Dr. Arrington decried this attempted coup d'etat. On Election Day, Arrington swept to victory on the strength of his solid record of achievement as mayor and his broad-based popularity with voters.


Mayor Arrington was never indicted for any criminal offense. In 1992, DOJ officials in Washington cleared Mayor Arrington of all allegations of wrongdoing and issued the first-ever public apology to a sitting public official for smearing his name.  Dr. Arrington’s case was the first documented FBI-led coup d'etat of a duly elected mayor on U.S. soil.


The FBI’s targeting and harassment of Mayor Richard Arrington, Jr., is reported in the Congressional Record-Senate at S2533-2546 (March 9, 1990). Joseph Cole co-authored and edited this report.


Epilogue


The Collis Madden tragedy brought Joseph Cole and me together. Joseph’s demonstrated courage under fire forged a close friendship between us for life.
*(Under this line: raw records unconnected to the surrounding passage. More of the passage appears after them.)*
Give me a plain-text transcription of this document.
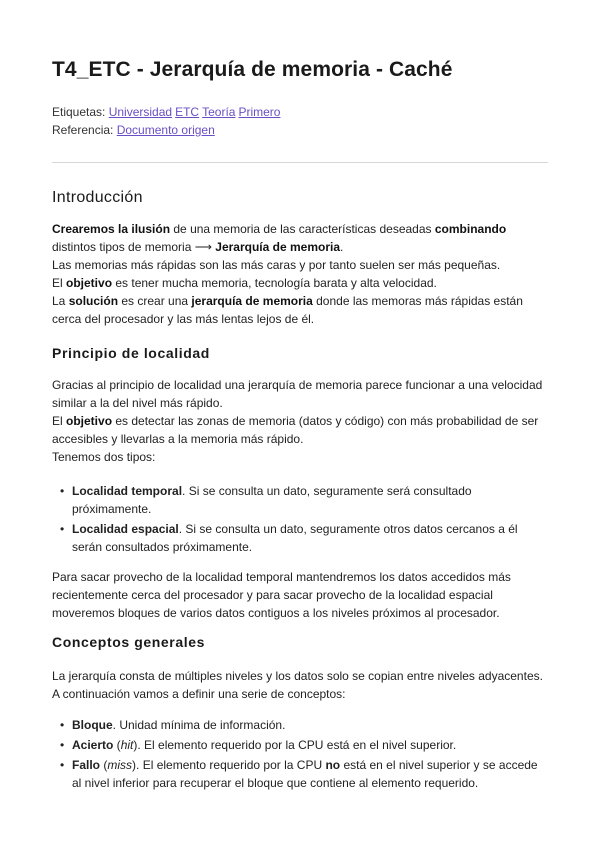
T4_ETC - Jerarquía de memoria - Caché
Etiquetas: Universidad ETC Teoría Primero
Referencia: Documento origen
Introducción

Crearemos la ilusión de una memoria de las características deseadas combinando distintos tipos de memoria ⟶ Jerarquía de memoria.
Las memorias más rápidas son las más caras y por tanto suelen ser más pequeñas.
El objetivo es tener mucha memoria, tecnología barata y alta velocidad.
La solución es crear una jerarquía de memoria donde las memoras más rápidas están cerca del procesador y las más lentas lejos de él.

Principio de localidad

Gracias al principio de localidad una jerarquía de memoria parece funcionar a una velocidad similar a la del nivel más rápido.
El objetivo es detectar las zonas de memoria (datos y código) con más probabilidad de ser accesibles y llevarlas a la memoria más rápido.
Tenemos dos tipos:

• Localidad temporal. Si se consulta un dato, seguramente será consultado próximamente.
• Localidad espacial. Si se consulta un dato, seguramente otros datos cercanos a él serán consultados próximamente.

Para sacar provecho de la localidad temporal mantendremos los datos accedidos más recientemente cerca del procesador y para sacar provecho de la localidad espacial moveremos bloques de varios datos contiguos a los niveles próximos al procesador.

Conceptos generales

La jerarquía consta de múltiples niveles y los datos solo se copian entre niveles adyacentes.
A continuación vamos a definir una serie de conceptos:

• Bloque. Unidad mínima de información.
• Acierto (hit). El elemento requerido por la CPU está en el nivel superior.
• Fallo (miss). El elemento requerido por la CPU no está en el nivel superior y se accede al nivel inferior para recuperar el bloque que contiene al elemento requerido.
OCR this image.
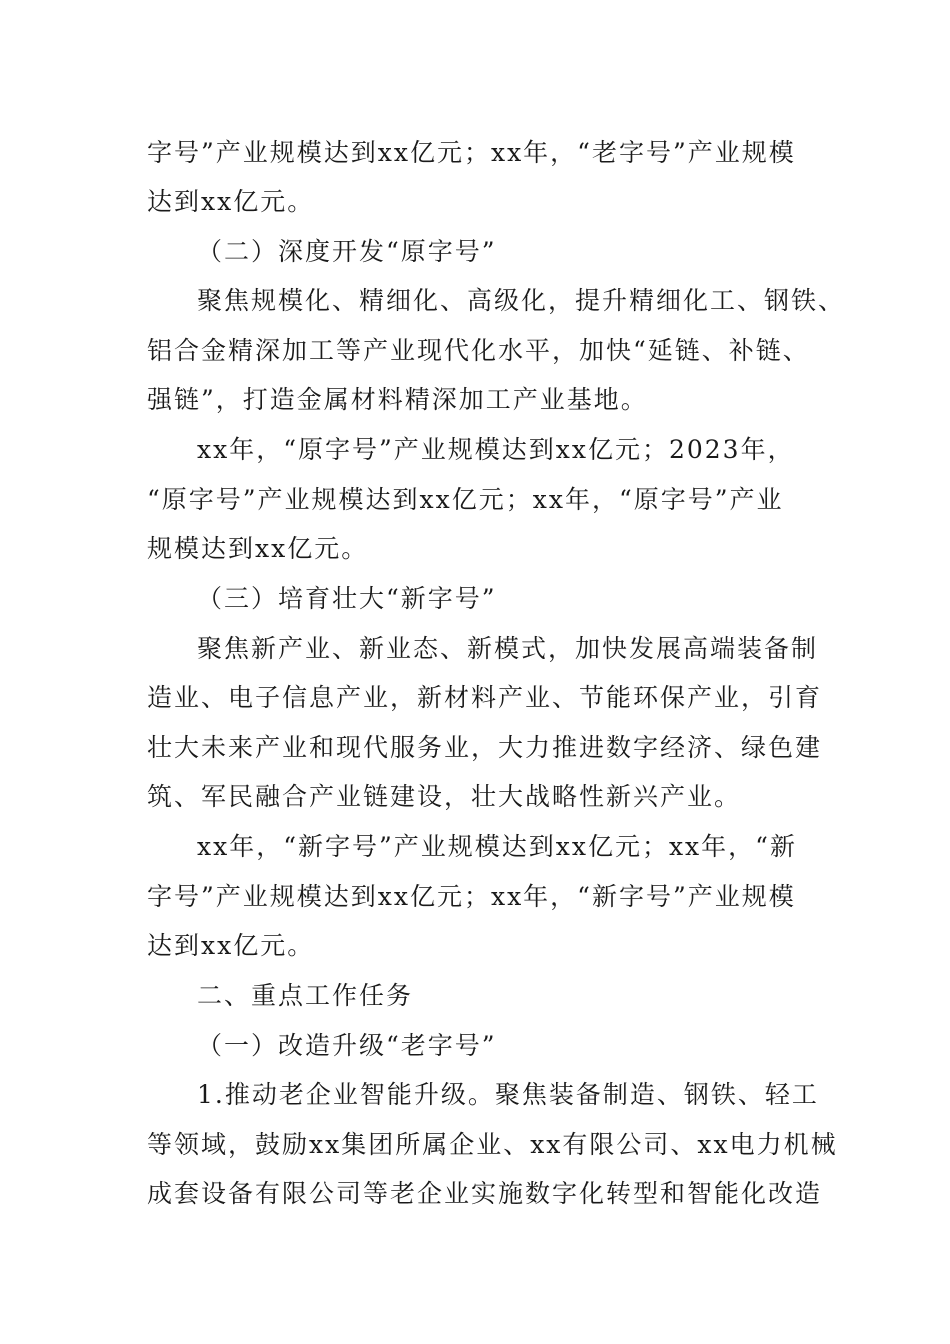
字号”产业规模达到xx亿元；xx年，“老字号”产业规模
达到xx亿元。
（二）深度开发“原字号”
聚焦规模化、精细化、高级化，提升精细化工、钢铁、
铝合金精深加工等产业现代化水平，加快“延链、补链、
强链”，打造金属材料精深加工产业基地。
xx年，“原字号”产业规模达到xx亿元；2023年，
“原字号”产业规模达到xx亿元；xx年，“原字号”产业
规模达到xx亿元。
（三）培育壮大“新字号”
聚焦新产业、新业态、新模式，加快发展高端装备制
造业、电子信息产业，新材料产业、节能环保产业，引育
壮大未来产业和现代服务业，大力推进数字经济、绿色建
筑、军民融合产业链建设，壮大战略性新兴产业。
xx年，“新字号”产业规模达到xx亿元；xx年，“新
字号”产业规模达到xx亿元；xx年，“新字号”产业规模
达到xx亿元。
二、重点工作任务
（一）改造升级“老字号”
1.推动老企业智能升级。聚焦装备制造、钢铁、轻工
等领域，鼓励xx集团所属企业、xx有限公司、xx电力机械
成套设备有限公司等老企业实施数字化转型和智能化改造
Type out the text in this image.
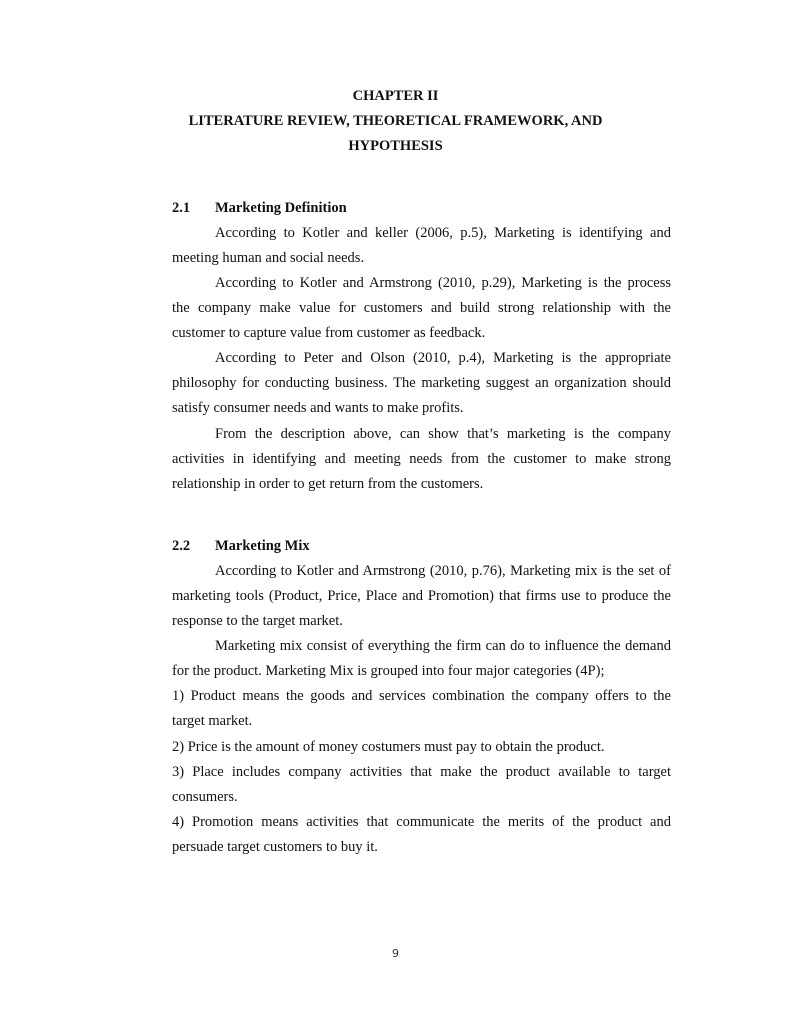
CHAPTER II
LITERATURE REVIEW, THEORETICAL FRAMEWORK, AND
HYPOTHESIS
2.1 Marketing Definition
According to Kotler and keller (2006, p.5), Marketing is identifying and
meeting human and social needs.
According to Kotler and Armstrong (2010, p.29), Marketing is the process
the company make value for customers and build strong relationship with the
customer to capture value from customer as feedback.
According to Peter and Olson (2010, p.4), Marketing is the appropriate
philosophy for conducting business. The marketing suggest an organization should
satisfy consumer needs and wants to make profits.
From the description above, can show that’s marketing is the company
activities in identifying and meeting needs from the customer to make strong
relationship in order to get return from the customers.
2.2 Marketing Mix
According to Kotler and Armstrong (2010, p.76), Marketing mix is the set of
marketing tools (Product, Price, Place and Promotion) that firms use to produce the
response to the target market.
Marketing mix consist of everything the firm can do to influence the demand
for the product. Marketing Mix is grouped into four major categories (4P);
1) Product means the goods and services combination the company offers to the
target market.
2) Price is the amount of money costumers must pay to obtain the product.
3) Place includes company activities that make the product available to target
consumers.
4) Promotion means activities that communicate the merits of the product and
persuade target customers to buy it.
9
Many African-Americans in Gadsden city government today do not realize that the battles Joseph Cole fought in the late 1970s and early 1980s opened the doors for them to: (a) hold office on the Gadsden city council and local school board, (b) work as employees in all city departments, and (c) serve on the civil service board.


Joseph Cole never sought recognition for his courageous acts under fire. Rather, Joseph Cole sought respect for the African-American community. In the end, Joseph Cole found fulfillment in the fact that his actions and personal sacrifices positively impacted the larger Gadsden community for the betterment of all of its citizens.


PHOTO: Joseph Cole epitomizes courage under fire. His work as a fearless freedom fighter has changed the racial landscape of Gadsden, Alabama's municipal government.

PHOTO: A young Joseph Cole served our nation for three years in the U.S. Army.